Once the cheese is done, assemble the sandwiches, open up a nice bottle of wine, and eat!
– Happy Eating, Annemarie
Wine Pairing: I find this dish goes very nicely with a fruity red, such as Zinfandel or Shiraz; or with a full bodied Chardonnay.
- 2 tbsp olive oil
- 1 inch large eggplant cut into about 12 1/2 slices, or 2 small
- 4 slices thick of crusty artisanal bread
- 8 oz halloumi cheese cut into 8 slices
- 1 leaves bunch fresh basil
- 2 tbsp pine nuts optional
- 1 recipe Tapenade Mayonnaise
- Preheat the grill or heat a grill pan on medium.
- Brush the eggplant slices with olive oil and grill, covered, on medium heat until tender and cooked through, about 3-4 minutes per side. Transfer the eggplant to a serving platter. Then brush the bread with olive oil and lay it on the grill. Grill on both sides until you have nice grill marks on the bread, 1-2 minutes per side. Lastly, grill the halloumi until it's browned and a bit soft in the middle, 30-45 seconds per side.
- Lay a slice of bread on a cutting board. Spread with tapenade mayonnaise. Layer on basil, eggplant, and halloumi. Add some more tapenade mayo on top if you wish. Sprinkle with pine nuts. Cut the sandwich in half and transfer to a plate. Repeat for the remaining sandwiches.
- Some brands of halloumi are softer and more difficult to grill than others. You can test if the cheese is easily grillable by putting one slice on to see how it does.

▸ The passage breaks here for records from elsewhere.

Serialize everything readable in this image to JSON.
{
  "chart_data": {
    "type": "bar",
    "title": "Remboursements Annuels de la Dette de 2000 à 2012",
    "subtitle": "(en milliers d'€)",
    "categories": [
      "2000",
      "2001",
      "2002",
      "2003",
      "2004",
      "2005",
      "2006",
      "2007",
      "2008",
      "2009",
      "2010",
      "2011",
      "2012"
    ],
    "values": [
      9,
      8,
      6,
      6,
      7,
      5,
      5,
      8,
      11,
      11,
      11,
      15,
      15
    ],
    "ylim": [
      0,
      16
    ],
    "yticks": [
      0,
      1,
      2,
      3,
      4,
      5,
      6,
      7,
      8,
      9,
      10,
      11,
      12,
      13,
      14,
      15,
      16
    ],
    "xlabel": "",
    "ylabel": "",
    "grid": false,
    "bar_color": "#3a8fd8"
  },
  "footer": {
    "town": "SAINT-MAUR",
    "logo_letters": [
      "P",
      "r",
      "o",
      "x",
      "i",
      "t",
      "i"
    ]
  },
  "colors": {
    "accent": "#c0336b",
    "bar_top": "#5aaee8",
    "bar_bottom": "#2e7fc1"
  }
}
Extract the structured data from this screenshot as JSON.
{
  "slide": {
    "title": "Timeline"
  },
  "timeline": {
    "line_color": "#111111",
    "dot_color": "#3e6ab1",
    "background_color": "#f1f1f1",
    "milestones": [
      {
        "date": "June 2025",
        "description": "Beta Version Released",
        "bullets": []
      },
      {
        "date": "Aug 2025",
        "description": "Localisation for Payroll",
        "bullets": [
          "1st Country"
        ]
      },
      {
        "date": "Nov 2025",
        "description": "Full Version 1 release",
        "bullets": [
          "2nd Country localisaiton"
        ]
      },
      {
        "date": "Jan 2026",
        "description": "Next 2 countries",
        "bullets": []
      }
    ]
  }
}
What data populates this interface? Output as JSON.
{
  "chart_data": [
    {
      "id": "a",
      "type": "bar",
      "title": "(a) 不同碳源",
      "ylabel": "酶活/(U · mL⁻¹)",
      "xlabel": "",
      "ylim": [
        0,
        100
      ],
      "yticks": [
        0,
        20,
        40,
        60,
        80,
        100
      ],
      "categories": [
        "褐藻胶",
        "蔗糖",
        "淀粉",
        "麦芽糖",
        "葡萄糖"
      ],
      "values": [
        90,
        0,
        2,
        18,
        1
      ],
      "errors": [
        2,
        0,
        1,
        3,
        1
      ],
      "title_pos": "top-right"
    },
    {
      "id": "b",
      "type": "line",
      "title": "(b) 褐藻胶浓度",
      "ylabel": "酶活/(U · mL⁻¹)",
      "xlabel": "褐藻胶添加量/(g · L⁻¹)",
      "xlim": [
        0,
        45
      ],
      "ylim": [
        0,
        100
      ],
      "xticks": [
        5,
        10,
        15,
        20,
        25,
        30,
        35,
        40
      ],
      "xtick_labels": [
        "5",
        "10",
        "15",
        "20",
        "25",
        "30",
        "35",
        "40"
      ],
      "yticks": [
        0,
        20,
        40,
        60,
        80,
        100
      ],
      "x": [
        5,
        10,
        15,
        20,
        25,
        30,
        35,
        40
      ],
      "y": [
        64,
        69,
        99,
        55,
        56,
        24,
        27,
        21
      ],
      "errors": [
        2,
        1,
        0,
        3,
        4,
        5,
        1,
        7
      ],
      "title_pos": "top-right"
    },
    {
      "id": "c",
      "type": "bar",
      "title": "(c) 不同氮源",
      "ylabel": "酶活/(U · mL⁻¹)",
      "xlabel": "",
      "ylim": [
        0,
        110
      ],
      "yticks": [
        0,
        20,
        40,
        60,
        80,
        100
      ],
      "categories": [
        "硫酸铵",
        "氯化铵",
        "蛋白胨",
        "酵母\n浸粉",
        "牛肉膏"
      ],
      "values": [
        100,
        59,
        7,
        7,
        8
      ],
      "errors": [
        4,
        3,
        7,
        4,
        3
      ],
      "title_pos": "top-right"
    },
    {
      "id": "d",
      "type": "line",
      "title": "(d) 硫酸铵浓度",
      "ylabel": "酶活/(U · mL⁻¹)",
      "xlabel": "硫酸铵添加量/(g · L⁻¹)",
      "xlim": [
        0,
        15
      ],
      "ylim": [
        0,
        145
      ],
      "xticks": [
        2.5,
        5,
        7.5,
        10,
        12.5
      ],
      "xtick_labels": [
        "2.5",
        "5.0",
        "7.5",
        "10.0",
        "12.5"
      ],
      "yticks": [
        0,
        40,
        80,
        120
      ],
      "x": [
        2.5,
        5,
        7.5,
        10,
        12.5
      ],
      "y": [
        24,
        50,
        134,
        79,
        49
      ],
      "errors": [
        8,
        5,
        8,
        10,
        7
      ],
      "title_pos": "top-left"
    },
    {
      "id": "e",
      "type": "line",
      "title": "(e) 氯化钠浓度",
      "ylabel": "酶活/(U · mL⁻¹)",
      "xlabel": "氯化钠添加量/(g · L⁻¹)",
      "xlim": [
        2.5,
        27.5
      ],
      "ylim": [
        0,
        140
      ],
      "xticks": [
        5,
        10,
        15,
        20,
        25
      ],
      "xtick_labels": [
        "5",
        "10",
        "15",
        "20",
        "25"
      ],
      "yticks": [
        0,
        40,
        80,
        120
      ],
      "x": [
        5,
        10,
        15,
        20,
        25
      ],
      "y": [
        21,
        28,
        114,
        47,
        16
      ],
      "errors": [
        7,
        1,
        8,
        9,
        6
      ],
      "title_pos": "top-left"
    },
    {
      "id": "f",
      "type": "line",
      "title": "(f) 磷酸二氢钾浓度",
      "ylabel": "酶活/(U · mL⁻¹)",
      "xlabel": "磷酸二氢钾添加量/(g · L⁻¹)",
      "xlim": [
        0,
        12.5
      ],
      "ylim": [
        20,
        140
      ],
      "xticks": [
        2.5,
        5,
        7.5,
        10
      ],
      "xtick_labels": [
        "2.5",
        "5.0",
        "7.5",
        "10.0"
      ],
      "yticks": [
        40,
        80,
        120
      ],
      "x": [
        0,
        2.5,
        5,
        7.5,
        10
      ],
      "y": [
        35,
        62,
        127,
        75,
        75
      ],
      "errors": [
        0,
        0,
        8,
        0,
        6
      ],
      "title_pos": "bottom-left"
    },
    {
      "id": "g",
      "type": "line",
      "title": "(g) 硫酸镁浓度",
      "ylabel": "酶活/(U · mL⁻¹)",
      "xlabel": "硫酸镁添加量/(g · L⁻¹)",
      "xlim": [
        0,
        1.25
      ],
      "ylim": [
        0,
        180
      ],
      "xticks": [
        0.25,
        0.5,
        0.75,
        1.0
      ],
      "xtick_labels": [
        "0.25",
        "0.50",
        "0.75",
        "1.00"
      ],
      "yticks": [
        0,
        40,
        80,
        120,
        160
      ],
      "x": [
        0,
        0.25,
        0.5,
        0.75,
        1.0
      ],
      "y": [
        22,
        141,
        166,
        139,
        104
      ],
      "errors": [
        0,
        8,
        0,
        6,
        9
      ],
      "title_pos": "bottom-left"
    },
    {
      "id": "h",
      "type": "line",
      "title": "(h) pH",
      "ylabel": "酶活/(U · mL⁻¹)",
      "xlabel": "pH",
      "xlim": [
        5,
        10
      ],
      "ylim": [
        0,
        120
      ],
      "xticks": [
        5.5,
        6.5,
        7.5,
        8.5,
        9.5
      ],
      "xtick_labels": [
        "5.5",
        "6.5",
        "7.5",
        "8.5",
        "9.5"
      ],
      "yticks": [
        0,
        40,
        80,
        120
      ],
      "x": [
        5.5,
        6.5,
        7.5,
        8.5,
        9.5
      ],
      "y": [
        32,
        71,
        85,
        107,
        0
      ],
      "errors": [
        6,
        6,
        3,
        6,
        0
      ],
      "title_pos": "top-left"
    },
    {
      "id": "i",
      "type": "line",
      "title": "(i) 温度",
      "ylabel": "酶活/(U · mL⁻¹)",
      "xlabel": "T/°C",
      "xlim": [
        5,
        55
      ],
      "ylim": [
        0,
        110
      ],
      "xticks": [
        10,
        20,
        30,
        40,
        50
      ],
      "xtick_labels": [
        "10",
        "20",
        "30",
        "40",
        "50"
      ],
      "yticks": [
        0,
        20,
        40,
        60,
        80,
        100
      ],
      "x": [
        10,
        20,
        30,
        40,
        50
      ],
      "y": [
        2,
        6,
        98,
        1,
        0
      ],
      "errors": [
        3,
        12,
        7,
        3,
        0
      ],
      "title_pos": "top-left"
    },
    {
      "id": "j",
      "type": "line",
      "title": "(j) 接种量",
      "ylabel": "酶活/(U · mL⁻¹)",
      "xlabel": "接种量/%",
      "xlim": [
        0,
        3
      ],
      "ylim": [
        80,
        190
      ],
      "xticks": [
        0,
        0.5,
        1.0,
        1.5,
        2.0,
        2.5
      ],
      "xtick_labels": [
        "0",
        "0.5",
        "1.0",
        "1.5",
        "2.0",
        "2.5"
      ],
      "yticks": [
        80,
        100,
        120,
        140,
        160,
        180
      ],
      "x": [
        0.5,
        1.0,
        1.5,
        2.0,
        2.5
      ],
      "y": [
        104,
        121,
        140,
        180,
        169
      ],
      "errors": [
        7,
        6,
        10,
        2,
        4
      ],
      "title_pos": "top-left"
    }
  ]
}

- However, a grill pan is a great way to get the halloumi really brown and soft for the sandwiches. If you are looking for a nice, brown crust on the cheese, skip the grill entirely and use the pan instead.
- For the grill pan the times are about the same as for the grill, though you may need to cook the ingredients in batches depending on the size of your pan.